Le don est beaucoup moins gratuit que ce qu’il semble de prime abord. La différence avec l’argent est que cet échange est différé dans le temps et parfois dans les destinataires : vous offrez un cadeau d’anniversaire à celui qui vous en a donné un, ou vous donnez une dringuelle aux petits-enfants de la tante qui vous en donnait quand vous étiez petit. Autre différence avec l’économie marchande : les sommes distribuées ne sont qu’approximativement les mêmes que celles reçues. Tout l’art consiste à n’offrir ni trop peu –sous peine de passer pour pingre ou fauché–, ce qui est désobligeant ni trop –au risque de paraître étaler sa fortune et en mettre plein la vue de ceux qui sont incapables d’en faire autant pour vous. La frontière entre gratuit et payant se révèle floue. Donner est parfois très intéressant, socialement et même financièrement. Les cadeaux sont souvent du “faux gratuit”. Qui n’a jamais vu une publicité offrant une couverture chauffante ou une bouilloire électrique, à l’achat de 50 euros de vêtements ? Qui ne s’est jamais forcé à acheter pour plusieurs centaines d’euros, dans une même grande surface, afin de gagner une collection complète de vaisselle en faïence ? Tous les vendeurs le savent : il est très rentable d’obliger quelqu’un par un cadeau.
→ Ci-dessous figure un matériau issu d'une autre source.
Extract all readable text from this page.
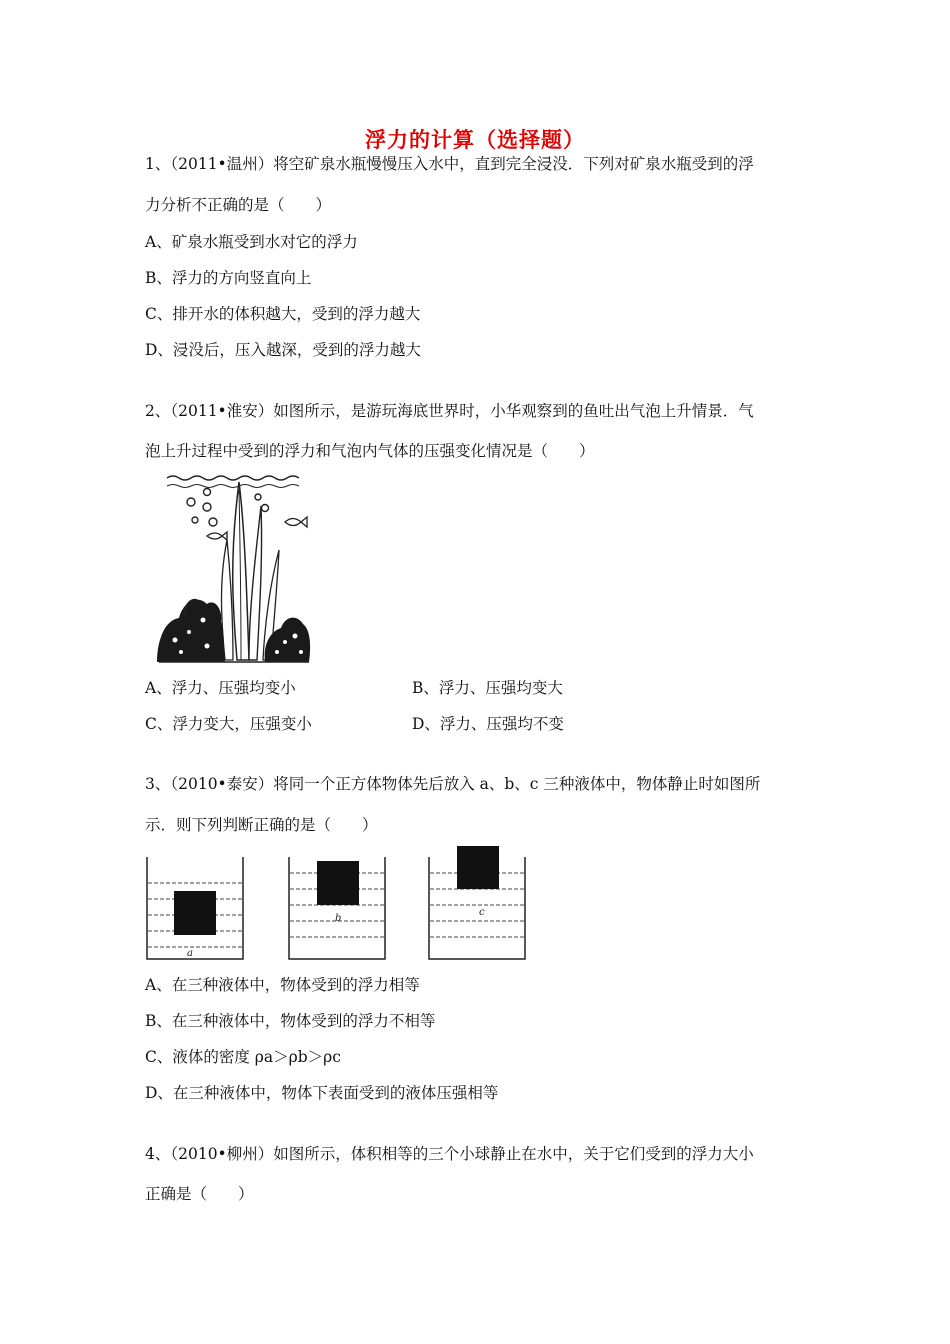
浮力的计算（选择题）
1、（2011•温州）将空矿泉水瓶慢慢压入水中，直到完全浸没．下列对矿泉水瓶受到的浮
力分析不正确的是（　　）
A、矿泉水瓶受到水对它的浮力
B、浮力的方向竖直向上
C、排开水的体积越大，受到的浮力越大
D、浸没后，压入越深，受到的浮力越大
2、（2011•淮安）如图所示，是游玩海底世界时，小华观察到的鱼吐出气泡上升情景．气
泡上升过程中受到的浮力和气泡内气体的压强变化情况是（　　）
A、浮力、压强均变小	B、浮力、压强均变大
C、浮力变大，压强变小	D、浮力、压强均不变
3、（2010•泰安）将同一个正方体物体先后放入 a、b、c 三种液体中，物体静止时如图所
示．则下列判断正确的是（　　）
a
b
c
A、在三种液体中，物体受到的浮力相等
B、在三种液体中，物体受到的浮力不相等
C、液体的密度 ρa＞ρb＞ρc
D、在三种液体中，物体下表面受到的液体压强相等
4、（2010•柳州）如图所示，体积相等的三个小球静止在水中，关于它们受到的浮力大小
正确是（　　）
Parfois, le cadeau semble vraiment gratuit, comme dans les journaux toutes-boîtes ou distribués dans les gares. La facture est réglée par les annonceurs, qui espèrent que les lecteurs deviendront des acheteurs. Autrement dit, vous lisez gratuitement maintenant, vous paierez plus tard en achetant un produit que vous aurez vu, incidemment, dans le journal. Dans le même registre, à la sortie du Salon de l’Auto, on vous invite à déposer votre carte de visite dans une urne qui servira au tirage d’une tombola. Vous espérez recevoir un cadeau alors que c’est vous qui le faites. Imaginez une seconde la valeur du fichier ainsi constitué !
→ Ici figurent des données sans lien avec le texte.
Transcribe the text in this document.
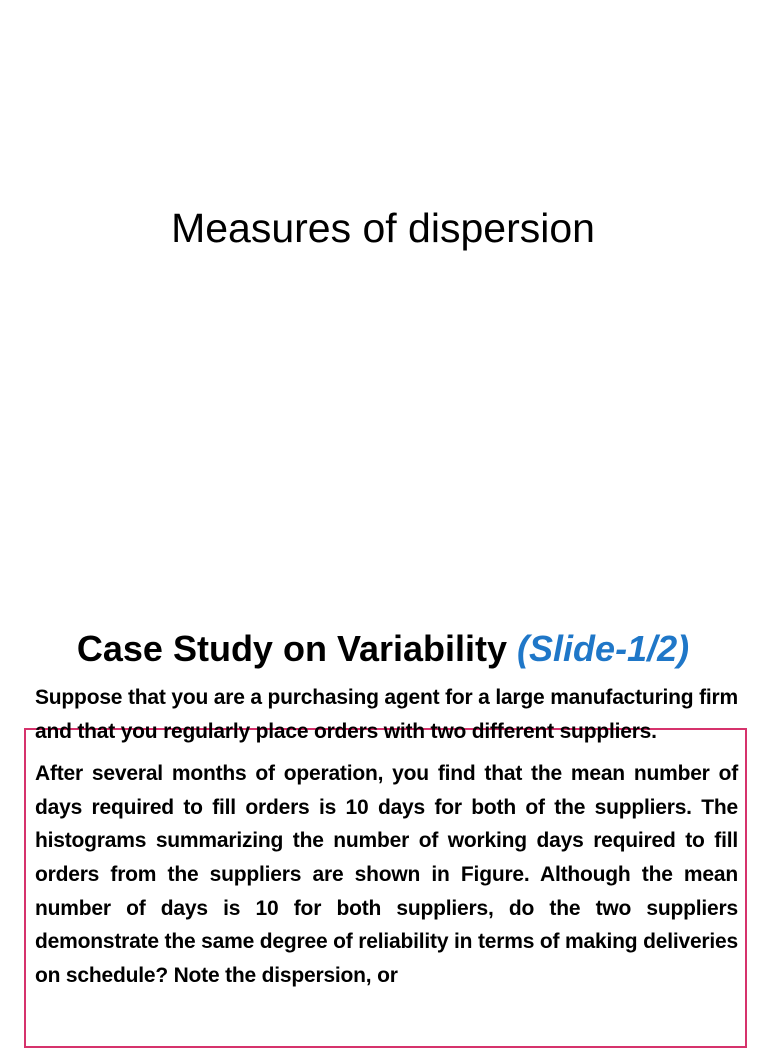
Measures of dispersion
Case Study on Variability (Slide-1/2)

Suppose that you are a purchasing agent for a large manufacturing firm and that you regularly place orders with two different suppliers.

After several months of operation, you find that the mean number of days required to fill orders is 10 days for both of the suppliers. The histograms summarizing the number of working days required to fill orders from the suppliers are shown in Figure. Although the mean number of days is 10 for both suppliers, do the two suppliers demonstrate the same degree of reliability in terms of making deliveries on schedule? Note the dispersion, or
Peut-être qu’un changement de langue offre une piste de réflexion supplémentaire. En anglais, un pourboire se dit “gratuity”, et “free” signifie à la fois “libre” et “gratuit”, ce qui est plus équivoque mais peut-être aussi plus réaliste. Un chewing-gum sugarfree n’est pas gratuit, pas plus qu’un prisonnier rendu à la liberté. Et si les logiciels freeware sont libres, en ce sens que vous pouvez en modifier le code, vous devez quand même les payer. Alors bienvenue dans le débat.